During his studies at the University of Oregon, Jorge M. López co-wrote a book on Sidon sequences in harmonic analysis with Kenneth Ross. [6] These sequences were first introduced by Simon Sidon during his Fourier series research. His collaboration with Ross continued and in 2013 Ross acknowledged this partnership in the second edition of his renowned textbook, Elementary Analysis: The Theory of Calculus, by adding the annotation In collaboration with Jorge M. López.[7]
After obtaining his PhD, he joined the Mathematics Department at the University of Puerto Rico, Río Piedras Campus where he continued to pursue his interest in this field through the late 1980s. During this time, he directed thirteen master's theses on subjects related to Wiener's Tauberian theorem and its generalization the Gelfand representation to commutative Banach algebras, C*-algebras and locally compact Hausdorff spaces.[5]

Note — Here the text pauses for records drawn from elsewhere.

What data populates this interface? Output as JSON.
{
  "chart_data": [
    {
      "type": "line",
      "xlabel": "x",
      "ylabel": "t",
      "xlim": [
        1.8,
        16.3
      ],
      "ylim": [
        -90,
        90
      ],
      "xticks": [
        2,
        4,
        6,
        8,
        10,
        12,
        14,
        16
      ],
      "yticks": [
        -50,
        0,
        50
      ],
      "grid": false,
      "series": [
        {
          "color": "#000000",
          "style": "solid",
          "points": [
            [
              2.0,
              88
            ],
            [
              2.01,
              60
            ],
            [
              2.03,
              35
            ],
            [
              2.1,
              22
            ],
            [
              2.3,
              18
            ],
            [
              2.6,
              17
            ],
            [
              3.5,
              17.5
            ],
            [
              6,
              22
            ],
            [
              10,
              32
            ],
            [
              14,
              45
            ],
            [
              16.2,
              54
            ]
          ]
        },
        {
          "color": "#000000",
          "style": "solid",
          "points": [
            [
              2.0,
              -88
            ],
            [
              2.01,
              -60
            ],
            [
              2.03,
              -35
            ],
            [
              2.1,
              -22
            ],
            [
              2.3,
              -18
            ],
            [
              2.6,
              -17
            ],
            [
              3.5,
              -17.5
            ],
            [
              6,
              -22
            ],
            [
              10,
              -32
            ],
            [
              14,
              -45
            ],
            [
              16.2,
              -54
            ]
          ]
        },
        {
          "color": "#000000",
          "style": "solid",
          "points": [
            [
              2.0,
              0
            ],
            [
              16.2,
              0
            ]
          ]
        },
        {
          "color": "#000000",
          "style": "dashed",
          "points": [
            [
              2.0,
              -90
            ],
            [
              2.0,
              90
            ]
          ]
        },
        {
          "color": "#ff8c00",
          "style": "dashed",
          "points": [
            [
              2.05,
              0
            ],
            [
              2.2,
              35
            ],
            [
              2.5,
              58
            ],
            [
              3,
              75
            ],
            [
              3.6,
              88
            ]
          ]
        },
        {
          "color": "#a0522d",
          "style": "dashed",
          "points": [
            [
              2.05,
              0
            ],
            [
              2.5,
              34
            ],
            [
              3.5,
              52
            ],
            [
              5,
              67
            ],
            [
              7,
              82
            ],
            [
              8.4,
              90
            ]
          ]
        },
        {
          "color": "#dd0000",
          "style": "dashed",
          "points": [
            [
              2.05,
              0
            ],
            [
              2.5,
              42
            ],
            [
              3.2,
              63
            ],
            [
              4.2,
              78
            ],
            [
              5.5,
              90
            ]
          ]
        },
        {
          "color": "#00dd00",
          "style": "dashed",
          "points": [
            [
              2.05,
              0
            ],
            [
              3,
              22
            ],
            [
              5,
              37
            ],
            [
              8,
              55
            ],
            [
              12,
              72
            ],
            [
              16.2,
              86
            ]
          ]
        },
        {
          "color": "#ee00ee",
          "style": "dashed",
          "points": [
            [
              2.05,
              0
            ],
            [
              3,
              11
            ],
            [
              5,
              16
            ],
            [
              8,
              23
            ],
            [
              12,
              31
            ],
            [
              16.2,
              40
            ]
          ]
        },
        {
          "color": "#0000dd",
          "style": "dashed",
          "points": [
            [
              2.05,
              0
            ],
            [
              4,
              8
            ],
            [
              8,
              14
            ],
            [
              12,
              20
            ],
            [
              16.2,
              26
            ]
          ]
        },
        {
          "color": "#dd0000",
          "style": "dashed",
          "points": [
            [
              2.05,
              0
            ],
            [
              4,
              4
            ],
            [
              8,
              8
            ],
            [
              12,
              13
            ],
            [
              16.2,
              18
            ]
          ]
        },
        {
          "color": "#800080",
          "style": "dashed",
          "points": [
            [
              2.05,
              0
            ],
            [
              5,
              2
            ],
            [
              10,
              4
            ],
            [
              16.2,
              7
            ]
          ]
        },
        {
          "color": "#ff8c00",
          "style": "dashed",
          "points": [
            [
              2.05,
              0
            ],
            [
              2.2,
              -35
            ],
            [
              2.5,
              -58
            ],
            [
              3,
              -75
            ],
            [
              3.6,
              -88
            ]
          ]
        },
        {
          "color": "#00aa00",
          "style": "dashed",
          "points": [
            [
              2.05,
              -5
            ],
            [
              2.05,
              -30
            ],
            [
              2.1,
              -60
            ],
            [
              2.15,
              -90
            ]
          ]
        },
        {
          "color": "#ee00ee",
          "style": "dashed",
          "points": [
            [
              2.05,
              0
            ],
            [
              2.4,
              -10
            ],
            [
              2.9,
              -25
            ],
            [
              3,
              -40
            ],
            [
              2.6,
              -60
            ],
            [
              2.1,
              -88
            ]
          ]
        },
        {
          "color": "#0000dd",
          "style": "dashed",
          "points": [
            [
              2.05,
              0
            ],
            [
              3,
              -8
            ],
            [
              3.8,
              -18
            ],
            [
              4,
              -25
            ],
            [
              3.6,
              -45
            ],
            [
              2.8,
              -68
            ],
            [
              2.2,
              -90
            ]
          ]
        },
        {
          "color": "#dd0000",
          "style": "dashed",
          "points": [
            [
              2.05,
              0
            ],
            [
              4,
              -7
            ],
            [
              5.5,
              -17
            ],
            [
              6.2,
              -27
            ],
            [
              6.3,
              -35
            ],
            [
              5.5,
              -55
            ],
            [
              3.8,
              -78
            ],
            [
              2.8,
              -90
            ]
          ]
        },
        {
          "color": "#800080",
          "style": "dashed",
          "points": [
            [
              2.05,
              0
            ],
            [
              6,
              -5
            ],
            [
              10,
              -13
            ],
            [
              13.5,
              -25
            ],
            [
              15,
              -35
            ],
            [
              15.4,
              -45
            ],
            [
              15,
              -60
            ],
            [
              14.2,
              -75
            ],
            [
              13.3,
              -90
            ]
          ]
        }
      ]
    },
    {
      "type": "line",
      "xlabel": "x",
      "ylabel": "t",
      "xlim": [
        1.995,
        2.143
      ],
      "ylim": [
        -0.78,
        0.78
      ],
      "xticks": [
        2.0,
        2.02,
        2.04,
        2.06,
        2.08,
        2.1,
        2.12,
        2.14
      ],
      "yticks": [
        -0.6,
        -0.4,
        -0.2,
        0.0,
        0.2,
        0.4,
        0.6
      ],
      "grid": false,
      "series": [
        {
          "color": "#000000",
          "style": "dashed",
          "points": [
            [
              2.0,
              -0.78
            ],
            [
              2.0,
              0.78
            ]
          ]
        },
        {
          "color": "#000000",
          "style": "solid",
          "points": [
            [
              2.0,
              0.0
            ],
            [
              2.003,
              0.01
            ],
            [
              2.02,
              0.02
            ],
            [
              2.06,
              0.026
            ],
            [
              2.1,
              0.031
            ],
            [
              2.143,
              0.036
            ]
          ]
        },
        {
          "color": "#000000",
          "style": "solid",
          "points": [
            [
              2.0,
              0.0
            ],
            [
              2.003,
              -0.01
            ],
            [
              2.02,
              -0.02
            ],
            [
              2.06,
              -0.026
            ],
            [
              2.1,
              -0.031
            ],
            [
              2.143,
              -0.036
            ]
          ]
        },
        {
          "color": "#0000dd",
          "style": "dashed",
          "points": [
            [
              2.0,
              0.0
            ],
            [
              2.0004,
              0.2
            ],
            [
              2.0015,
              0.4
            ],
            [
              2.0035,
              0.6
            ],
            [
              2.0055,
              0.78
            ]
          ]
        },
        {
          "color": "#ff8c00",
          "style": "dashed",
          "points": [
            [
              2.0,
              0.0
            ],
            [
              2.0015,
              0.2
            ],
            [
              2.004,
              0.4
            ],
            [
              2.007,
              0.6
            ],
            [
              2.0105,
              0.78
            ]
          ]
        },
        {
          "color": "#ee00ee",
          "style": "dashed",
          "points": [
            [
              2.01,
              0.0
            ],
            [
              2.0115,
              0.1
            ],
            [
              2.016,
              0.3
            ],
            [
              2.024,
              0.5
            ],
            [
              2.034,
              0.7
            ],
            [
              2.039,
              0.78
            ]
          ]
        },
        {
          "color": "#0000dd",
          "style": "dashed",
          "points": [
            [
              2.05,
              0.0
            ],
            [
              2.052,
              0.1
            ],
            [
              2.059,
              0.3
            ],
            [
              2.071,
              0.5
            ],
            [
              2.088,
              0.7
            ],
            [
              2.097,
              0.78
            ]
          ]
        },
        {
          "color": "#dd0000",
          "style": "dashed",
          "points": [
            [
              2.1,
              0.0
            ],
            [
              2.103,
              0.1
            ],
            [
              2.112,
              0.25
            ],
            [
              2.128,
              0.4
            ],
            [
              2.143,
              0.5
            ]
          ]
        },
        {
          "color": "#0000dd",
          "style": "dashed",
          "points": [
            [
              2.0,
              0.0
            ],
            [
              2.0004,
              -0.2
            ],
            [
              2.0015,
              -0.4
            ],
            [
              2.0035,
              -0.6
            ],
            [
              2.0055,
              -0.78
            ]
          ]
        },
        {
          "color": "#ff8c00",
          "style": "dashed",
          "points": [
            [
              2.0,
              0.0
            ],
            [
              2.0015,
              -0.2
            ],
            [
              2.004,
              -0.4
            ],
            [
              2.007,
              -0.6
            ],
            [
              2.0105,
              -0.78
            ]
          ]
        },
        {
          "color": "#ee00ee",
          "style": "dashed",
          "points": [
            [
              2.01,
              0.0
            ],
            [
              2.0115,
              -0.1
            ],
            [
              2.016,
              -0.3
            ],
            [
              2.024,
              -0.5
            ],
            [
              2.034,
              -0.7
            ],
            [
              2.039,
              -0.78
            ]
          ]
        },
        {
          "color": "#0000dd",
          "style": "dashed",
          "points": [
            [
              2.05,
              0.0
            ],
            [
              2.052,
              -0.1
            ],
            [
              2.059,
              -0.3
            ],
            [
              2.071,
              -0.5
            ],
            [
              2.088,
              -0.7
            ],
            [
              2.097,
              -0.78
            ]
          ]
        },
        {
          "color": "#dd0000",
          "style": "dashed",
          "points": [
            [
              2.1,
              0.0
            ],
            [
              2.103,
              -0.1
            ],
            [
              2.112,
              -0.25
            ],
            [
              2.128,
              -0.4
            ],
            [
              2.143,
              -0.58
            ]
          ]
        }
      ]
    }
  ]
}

Jorge López had a significant impact on primary education in mathematics in Puerto Rico by the end of the twentieth century. He established the Regional Centers for Mathematical Training and Instruction (Centros Regionales de Adiestramiento e Instrucción Matemática - CRAIM) and recruited many colleagues from departments of mathematics in university campuses throughout Puerto Rico. CRAIM enriched mathematics education at K-12 levels by integrating a research-oriented approach to mathematics learning with a two-pronged strategy: by offering teachers of the Department of Education of Puerto Rico professional development and by supporting mathematical student’s research projects that were presented in science and mathematics fairs.
This approach to enhancing mathematics education had strong commonalities with the Realistic Mathematics Education (RAE) movement created by Hans Freudenthal in opposition to the new math worldwide trend. Mathematics education in Puerto Rico was based also on the new math approach. At the suggestion by the professor at the University of Wisconsin-Madison Thomas A. Romberg, Jorge López, Jan de Lange, director of the Freudenthal Institute in the Netherlands, and himself, established a collaboration on the RAE project. López became an advocate of the RAE movement in Puerto Rico.A Spanish version adapted to the Puerto Rican culture of the textbook series Mathematics in Context was written by him with the collaboration of Víctor García.[8] By the turn of the century López established a long-lasting collaboration with professors Ana Helvia Quintero and Omar Hernández-Rodríguez that produced many publications on the subject of Realistic Mathematics and mathematics education in general.